Student: Onatskaia Anastasiia

Supervisor: Tomas Jurcik

Faculty: Faculty of Social Sciences

Educational Programme: Applied Social Psychology (Master)

Year of Graduation: 2018

Social support is well known to have a negative effect on depression. However, relatively few studies focus on why social support is beneficial for mental health. Those who do, offer a few possible explanations for the relationship: (1) stress-buffering approach (enhancing coping performance and appraising life events as less stressful) and (2) behavioral change approach (health improvement through health-promoting behaviors: choosing a healthy diet and exercising). The stress-buffering approach is the only theoretical concept that has an empirical evidence, the behavioral change approach has never been examined before. Therefore, the current study is the first empirical test of the behavioral change approach, and it is also the first study that investigates more than one approach. The data (N=205) showed the main effect of social support on depression; however no significant results confirming either explanation of social support effectiveness were found.
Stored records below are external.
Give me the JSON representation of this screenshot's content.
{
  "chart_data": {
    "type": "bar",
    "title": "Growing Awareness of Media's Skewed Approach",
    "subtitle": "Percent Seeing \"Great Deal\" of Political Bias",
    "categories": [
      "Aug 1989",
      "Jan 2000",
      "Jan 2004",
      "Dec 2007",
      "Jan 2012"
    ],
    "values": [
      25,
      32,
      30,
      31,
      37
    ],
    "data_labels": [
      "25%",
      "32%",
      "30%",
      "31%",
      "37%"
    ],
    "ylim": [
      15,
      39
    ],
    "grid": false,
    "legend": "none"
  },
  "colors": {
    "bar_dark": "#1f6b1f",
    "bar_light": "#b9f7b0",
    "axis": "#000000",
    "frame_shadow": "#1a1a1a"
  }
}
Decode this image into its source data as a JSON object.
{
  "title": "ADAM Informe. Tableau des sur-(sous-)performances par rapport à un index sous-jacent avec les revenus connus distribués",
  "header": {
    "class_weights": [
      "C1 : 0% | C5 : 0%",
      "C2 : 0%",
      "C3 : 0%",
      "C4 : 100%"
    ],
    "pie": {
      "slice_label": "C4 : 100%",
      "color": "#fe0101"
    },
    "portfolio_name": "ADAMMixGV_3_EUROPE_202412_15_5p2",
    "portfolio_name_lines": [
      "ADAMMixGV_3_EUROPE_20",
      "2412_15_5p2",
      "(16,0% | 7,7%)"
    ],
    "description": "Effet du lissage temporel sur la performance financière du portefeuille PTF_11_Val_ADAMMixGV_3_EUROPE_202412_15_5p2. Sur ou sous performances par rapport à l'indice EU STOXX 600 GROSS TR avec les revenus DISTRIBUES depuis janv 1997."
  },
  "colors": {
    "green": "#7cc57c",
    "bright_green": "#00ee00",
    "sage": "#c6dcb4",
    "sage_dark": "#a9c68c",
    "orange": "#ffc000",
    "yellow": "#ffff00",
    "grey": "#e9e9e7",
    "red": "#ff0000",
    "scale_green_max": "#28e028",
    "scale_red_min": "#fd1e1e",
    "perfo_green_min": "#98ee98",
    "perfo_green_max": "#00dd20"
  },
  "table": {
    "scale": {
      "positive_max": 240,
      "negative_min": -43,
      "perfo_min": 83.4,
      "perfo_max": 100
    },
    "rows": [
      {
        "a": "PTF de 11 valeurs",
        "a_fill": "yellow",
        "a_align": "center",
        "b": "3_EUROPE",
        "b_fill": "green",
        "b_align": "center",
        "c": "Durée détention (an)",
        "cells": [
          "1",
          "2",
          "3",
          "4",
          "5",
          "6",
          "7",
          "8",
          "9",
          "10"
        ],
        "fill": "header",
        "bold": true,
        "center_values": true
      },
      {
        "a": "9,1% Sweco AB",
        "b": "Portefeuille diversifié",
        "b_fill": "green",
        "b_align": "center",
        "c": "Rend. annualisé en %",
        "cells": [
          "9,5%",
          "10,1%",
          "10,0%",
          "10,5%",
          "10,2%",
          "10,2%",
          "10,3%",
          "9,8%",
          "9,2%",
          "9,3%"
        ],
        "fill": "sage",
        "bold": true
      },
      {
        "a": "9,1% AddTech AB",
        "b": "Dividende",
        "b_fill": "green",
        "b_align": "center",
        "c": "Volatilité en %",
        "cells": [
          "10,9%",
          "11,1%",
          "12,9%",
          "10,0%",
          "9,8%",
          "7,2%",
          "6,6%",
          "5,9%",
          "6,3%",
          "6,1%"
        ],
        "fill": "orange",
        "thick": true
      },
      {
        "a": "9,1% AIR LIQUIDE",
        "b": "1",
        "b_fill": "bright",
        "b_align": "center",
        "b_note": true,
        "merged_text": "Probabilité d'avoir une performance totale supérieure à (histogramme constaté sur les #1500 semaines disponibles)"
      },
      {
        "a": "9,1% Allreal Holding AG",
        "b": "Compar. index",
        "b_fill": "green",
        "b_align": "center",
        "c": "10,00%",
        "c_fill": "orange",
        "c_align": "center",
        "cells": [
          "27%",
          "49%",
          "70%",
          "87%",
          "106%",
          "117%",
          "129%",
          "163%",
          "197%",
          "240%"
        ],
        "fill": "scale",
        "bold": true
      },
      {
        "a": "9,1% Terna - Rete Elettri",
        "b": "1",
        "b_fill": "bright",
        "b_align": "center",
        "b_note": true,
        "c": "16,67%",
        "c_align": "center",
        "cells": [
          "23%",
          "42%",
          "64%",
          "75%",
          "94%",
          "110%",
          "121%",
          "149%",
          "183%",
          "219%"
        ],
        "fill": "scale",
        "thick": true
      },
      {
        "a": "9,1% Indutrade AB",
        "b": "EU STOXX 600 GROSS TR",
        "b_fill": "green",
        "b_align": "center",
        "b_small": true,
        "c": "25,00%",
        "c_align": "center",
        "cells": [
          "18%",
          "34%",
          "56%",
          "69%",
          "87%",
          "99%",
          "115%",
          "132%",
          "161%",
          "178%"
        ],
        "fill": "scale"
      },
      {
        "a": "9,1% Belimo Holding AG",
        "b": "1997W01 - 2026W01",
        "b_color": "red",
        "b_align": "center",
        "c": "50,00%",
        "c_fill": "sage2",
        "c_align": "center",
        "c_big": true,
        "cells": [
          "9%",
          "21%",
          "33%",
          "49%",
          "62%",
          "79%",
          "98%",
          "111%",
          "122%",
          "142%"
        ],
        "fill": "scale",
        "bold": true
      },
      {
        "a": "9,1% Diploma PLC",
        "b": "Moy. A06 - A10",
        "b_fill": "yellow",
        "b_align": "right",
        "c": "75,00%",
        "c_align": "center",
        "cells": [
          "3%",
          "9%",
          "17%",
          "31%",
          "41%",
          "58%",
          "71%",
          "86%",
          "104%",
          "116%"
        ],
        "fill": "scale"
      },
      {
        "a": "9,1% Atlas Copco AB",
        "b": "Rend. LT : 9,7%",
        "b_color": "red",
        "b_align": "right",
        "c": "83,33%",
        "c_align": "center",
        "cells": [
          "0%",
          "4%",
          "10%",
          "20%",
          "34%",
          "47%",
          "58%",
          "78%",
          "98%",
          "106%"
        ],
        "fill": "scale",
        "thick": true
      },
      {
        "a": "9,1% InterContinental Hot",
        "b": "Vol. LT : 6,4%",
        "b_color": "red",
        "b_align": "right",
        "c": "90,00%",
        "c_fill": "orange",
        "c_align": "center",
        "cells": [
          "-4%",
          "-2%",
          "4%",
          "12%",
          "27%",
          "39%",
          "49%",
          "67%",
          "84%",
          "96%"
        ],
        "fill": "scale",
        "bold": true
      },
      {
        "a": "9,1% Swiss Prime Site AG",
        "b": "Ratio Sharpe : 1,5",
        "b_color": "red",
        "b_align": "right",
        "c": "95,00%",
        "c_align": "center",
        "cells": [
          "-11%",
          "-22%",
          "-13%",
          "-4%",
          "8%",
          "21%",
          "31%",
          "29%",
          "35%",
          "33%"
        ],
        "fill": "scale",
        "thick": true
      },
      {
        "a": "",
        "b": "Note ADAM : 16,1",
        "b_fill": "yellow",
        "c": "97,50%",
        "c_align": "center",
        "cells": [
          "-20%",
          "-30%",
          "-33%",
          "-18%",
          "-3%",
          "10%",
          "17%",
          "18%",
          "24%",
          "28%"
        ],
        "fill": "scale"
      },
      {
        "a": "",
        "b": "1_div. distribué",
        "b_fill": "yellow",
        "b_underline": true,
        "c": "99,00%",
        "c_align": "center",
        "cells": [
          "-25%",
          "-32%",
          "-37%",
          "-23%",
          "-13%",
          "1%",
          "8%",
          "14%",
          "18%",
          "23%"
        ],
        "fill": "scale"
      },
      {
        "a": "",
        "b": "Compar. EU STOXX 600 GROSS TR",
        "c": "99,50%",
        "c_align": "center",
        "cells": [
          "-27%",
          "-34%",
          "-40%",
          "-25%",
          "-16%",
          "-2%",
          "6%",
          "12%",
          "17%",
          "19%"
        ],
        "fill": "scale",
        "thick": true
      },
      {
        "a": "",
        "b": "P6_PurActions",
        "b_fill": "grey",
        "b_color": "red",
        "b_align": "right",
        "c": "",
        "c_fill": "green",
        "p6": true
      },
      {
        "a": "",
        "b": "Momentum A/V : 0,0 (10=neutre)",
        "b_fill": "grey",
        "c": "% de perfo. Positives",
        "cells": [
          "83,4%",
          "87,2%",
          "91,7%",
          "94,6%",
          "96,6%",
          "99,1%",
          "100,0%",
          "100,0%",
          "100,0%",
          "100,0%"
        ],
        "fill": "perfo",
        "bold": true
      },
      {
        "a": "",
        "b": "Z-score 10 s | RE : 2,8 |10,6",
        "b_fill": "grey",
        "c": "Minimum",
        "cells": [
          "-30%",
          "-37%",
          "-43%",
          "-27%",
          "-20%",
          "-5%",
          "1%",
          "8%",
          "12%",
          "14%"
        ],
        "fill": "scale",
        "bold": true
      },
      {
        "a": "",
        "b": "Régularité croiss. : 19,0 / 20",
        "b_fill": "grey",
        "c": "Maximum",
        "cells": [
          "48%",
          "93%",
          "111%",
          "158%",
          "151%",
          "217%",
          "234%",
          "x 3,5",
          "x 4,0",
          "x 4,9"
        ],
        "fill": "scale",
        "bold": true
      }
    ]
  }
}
In the exploratory analysis, social support moderated the relationship between stress and depression for the group of participants that were not previously diagnosed with depression (no/no group); however failed to do the same in two other groups, consisted of participants who were previously diagnosed with depression, and did (yes/yes group) or did not (yes/no group) take medication at the moment of the study. Overall, I found very little evidence for suggested explanations of the relationship between social support and depression.